For a weakly small structure $M$ with $T = \mathrm{Th}(M)$, the following are equivalent:

1. Every elementary extension of $M$ is weakly small.
2. Every model of $T$ is weakly small.
3. $T$ is a small theory.

Proof: $2\implies 1$ is trivial.

$3\implies 2$: Suppose $N\models T$ and $A\subseteq N$ is finite. Enumerate $A$ as $\{a_1,\dots,a_k\}$. Now there is an injective map $S_1(A)\to S_{k+1}(\varnothing)$ given by $p(x)\mapsto \mathrm{tp}(a_1,\dots,a_k,b)$, where $b$ is any realization of $p(x)$. This map is injective, so if $T$ is small, then $|S_1(A)|\leq |S_{k+1}(\varnothing)|\leq \aleph_0$. Thus $N$ is weakly small.

$1 \implies 3$: Let's show by induction on $n\geq 1$ that $|S_n(\varnothing)|\leq \aleph_0$. In the base case, $|S_1(\varnothing)|\leq \aleph_0$ since $M$ is weakly small.
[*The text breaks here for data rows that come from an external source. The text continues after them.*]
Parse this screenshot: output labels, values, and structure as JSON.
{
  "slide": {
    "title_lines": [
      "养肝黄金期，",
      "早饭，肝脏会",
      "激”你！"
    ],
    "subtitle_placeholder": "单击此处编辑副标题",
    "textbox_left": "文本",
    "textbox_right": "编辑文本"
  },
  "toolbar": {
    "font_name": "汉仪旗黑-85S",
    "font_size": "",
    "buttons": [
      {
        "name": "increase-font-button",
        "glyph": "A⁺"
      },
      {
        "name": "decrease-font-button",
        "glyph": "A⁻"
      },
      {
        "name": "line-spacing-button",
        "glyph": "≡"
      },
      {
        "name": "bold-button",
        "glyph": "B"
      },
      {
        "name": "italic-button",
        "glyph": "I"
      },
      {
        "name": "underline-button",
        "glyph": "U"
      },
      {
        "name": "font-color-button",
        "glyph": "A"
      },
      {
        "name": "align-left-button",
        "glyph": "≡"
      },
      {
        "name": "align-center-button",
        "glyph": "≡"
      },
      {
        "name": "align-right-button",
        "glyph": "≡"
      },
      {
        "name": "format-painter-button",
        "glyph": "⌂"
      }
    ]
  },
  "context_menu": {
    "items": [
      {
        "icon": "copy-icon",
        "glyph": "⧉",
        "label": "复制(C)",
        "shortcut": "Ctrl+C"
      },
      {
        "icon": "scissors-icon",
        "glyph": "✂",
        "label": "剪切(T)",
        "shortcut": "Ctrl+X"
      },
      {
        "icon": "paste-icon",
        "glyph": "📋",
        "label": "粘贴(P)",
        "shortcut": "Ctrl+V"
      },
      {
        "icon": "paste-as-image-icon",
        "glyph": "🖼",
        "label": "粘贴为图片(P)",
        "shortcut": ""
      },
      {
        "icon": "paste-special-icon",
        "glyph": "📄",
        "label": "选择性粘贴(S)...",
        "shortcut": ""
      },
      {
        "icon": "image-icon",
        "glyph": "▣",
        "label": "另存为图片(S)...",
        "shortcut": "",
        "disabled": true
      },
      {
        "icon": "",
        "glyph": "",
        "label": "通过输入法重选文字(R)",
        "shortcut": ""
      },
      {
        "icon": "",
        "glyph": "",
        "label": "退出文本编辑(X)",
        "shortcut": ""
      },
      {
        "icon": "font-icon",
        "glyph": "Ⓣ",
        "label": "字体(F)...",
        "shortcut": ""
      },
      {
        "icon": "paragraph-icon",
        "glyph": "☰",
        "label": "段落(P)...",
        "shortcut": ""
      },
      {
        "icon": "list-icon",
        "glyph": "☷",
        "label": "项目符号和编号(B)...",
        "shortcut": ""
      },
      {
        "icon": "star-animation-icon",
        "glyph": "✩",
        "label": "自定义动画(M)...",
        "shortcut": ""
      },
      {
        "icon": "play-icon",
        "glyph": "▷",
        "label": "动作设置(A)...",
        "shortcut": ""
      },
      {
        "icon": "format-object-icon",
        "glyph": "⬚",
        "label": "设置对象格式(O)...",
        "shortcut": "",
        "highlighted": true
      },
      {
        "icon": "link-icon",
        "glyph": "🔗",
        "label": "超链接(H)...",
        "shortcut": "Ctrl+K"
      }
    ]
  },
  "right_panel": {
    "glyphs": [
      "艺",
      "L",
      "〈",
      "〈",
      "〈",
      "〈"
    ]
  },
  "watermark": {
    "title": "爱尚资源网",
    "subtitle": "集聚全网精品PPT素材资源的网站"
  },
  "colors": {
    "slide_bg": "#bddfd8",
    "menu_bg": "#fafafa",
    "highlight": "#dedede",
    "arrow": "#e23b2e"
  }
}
Now assume $|S_n(\varnothing)|\leq \aleph_0$. There is a surjective map $S_{n+1}(\varnothing)\to S_n(\varnothing)$ which restricts each $(n+1)$-type to its first $n$ variables. Since $|S_n(\varnothing)|\leq \aleph_0$, it suffices to show that each fiber of this map is countable, i.e., for each $p\in S_n(\varnothing)$, $p$ has only countably many extensions to an $(n+1)$-type. Let $M\preceq M'$ be an elementary extension of $M$ containing a tuple $(a_1,\dots,a_n)$ realizing $p$. Let $A = \{a_1,\dots,a_n\}$. Then there is a bijection between the $(n+1)$-types over $\varnothing$ extending $p$ and the $1$-types over $A$. But since $M'$ is weakly small, $|S_1(A)|\leq \aleph_0$. $\square$

Thus we see that the notion of weakly small fits nicely into a common pattern in model theory: it's a condition on formulas/types in $1$ variable in a structure $M$, and it has a stronger version (smallness) that means that it is true of all structures elementarily equivalent to $M$, i.e. it is really a property of $\mathrm{Th}(M)$.

For example:

• A strongly minimal theory is one whose models are all minimal.
• A strongly o-minimal theory is one whose models are all o-minimal (though it's a theorem that strongly o-minimal and o-minimal are equivalent).
• A strongly C-minimal theory is one whose models are all C-minimal. etc.

See some discussion here. The weakly small condition doesn't exactly have the same flavor as these notions of minimality, but it's still an instance of the pattern that if we have a strong condition in $1$ variable (few $1$-types over finite sets), then we can lift it to a conclusion in any number of variables (in a small theory, we have few $n$-types over $\varnothing$ for all $n$).